Today, a group of 38 bipartisan attorneys general, led by Colorado and Nebraska, filed an antitrust suit against Google alleging the company stifled competitors that might have challenged the company’s dominance in the search market. Public Knowledge has advocated for scrutiny of Google’s anticompetitive conduct in both search and advertising technology.
The suit follows three years of Public Knowledge advocacy on the competition challenges posed by dominant digital platforms like Google, including our recent letter urging the Colorado attorney general to review Google’s conduct in the search market for anticompetitive behavior.
The following can be attributed to Charlotte Slaiman, Competition Policy Director at Public Knowledge:
“This suit represents the next piece of Google’s anticompetitive conduct now being held to account. This case, from a large and bipartisan group of state attorneys general, shows that holding dominant digital platforms like Google accountable is a bipartisan issue.
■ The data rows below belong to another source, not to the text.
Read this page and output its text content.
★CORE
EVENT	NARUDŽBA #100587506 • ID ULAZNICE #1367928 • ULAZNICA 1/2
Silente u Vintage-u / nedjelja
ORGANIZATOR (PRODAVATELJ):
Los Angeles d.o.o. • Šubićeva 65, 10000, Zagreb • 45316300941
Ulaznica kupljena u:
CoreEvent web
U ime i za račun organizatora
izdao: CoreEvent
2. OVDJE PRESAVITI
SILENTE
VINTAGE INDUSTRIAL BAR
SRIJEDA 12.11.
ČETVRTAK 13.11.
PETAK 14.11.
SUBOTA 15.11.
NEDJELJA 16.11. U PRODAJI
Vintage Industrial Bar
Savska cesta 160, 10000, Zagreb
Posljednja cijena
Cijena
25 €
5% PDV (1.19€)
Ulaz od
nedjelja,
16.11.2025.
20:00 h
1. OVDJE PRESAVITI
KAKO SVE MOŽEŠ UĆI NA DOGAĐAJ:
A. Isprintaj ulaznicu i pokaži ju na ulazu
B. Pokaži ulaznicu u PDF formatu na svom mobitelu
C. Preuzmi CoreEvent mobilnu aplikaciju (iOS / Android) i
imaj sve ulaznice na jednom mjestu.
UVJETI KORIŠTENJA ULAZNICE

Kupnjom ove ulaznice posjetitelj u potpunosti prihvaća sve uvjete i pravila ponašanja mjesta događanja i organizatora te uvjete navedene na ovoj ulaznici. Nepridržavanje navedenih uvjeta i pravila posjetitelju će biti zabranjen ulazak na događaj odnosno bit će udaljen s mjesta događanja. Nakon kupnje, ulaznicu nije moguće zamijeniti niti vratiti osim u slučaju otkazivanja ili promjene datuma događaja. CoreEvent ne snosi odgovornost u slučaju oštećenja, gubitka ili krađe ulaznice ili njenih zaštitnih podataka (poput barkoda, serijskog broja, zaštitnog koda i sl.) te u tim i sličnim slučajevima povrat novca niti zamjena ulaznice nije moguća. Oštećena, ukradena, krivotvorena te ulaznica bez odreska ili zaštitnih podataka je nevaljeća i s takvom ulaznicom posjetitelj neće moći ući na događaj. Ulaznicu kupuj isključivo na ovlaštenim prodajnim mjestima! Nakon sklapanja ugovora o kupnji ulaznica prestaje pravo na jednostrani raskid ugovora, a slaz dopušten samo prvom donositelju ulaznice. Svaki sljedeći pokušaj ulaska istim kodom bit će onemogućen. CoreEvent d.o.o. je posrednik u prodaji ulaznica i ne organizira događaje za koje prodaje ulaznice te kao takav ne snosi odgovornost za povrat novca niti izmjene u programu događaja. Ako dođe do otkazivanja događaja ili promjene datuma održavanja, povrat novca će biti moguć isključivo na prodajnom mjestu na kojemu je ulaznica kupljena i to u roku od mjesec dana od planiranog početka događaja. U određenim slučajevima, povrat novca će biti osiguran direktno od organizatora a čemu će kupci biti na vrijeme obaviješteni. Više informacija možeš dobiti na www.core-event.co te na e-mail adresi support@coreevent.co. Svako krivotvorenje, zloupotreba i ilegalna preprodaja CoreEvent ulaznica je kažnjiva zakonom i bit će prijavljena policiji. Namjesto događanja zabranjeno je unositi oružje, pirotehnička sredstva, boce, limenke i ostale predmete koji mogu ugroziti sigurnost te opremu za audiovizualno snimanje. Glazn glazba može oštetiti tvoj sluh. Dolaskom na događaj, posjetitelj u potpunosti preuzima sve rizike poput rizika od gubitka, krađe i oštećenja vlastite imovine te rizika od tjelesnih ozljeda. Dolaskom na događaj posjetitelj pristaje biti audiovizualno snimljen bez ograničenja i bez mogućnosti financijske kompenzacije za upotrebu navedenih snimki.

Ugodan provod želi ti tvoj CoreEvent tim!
“Earlier this year, the Department of Justice accused Google of freezing out its general search rivals, and just yesterday a separate group of states accused Google of monopolizing online advertising. Now we see a complaint detailing how Google withholds interoperability and engages in self-preferencing to prevent any other company from becoming a viable competitor to Google or disrupting Google’s power in the next generation of information discovery services.
“It is more clear than ever that the lack of competition against dominant digital platforms is both pervasive and causing widespread harms. Even with these five antitrust cases filed in the past two months, there is still more to do. We need legislative reinforcements from Congress to fully address the competitive concerns in this heavily monopolized sector of the economy.”